Just noticed the reference to the Mount Vernon support group and the Surviving Hormone Therapy class I do.
If he wants to join the Mount Vernon support group, get his consent to PM me his name and email (or his name and your email if he doesn't do email) and I'll add him to the mailing list. The group normally meets on the 3rd Wednesday of the month at 11am at Mount Vernon with clinicians present for the first half, although COVID has stopped that of course. Being a hospital group, it is for patients only (including patients from other hospitals). The group is small, so what I've done is to merge it into The FOPS during COVID, the prostate support group at Chorleywood. The FOPS is currently meeting on Zoom monthly. The FOPS is for patients and any family/friends the patient wants to bring along.
Surviving Hormone Therapy is an open and frank discussion of the side effects of hormone therapy and what you can do to minimise them and what you should do to preserve your physical/sexual/mental health, with some humour too. Part of it is also relevant to prostatectomy patients.
I was running this as a half day group session at Mount Vernon every 2 months for new patients until COVID stopped all their patient courses. It is ideal for hormone therapy patients who are a few months into their hormone therapy treatment - some attend at the time of doing their radiotherapy at the hospital. The Mount Vernon session is also patients only, including patients from other hospitals. Earlier this week, my consultant was hinting for me to start it up again over Zoom, which I'm very happy to do, but some of the services I use to run it there are not yet open again.
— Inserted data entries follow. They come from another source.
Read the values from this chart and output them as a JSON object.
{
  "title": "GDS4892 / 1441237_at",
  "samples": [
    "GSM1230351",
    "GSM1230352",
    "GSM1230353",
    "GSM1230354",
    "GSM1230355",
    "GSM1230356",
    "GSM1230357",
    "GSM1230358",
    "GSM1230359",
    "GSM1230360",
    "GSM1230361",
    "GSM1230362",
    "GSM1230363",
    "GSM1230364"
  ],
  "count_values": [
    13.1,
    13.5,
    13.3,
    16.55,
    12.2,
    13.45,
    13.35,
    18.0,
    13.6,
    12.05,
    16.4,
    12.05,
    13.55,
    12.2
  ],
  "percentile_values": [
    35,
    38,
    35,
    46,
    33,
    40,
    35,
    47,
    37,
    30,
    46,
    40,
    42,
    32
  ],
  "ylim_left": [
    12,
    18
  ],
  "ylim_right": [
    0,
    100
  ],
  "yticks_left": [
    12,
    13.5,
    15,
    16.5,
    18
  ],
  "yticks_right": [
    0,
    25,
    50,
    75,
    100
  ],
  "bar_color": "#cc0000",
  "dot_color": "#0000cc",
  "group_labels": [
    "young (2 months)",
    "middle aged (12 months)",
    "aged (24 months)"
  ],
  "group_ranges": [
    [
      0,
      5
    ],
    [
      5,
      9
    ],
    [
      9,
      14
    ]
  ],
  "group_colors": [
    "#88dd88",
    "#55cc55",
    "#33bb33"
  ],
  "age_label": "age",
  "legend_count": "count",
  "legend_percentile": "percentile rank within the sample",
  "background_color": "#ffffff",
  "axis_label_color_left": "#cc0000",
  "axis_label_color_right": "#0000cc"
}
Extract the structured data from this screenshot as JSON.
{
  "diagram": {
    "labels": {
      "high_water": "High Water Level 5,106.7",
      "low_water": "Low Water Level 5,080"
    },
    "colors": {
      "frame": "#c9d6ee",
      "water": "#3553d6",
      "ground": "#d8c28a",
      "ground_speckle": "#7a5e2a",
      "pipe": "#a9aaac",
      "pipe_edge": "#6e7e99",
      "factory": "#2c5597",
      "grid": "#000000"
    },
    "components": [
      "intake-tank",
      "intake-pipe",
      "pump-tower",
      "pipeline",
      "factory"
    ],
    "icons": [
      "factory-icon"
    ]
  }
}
In the mean time, I've been running a shorter presentation version of it at local support groups around the country in a sort of virtual Zoom tour - I've done ten so far with four bookings still to go (and still the odd new booking coming in). This is part of an initiative by PCUK to keep the local support groups as active as possible during COVID, when patients are struggling to contact their own clinicians. I can probably get your father into one of the remaining local support group sessions (I'm doing one this evening). These almost always include partners too (depends on the local support group).
If there is sufficient demand, I could run a session for this community group - it's a minimum of 10 people (and preferably more) because some of the discussion is rather intimate, and if someone is not comfortable with some topics and there are only, say, 5 of us, it's too personal.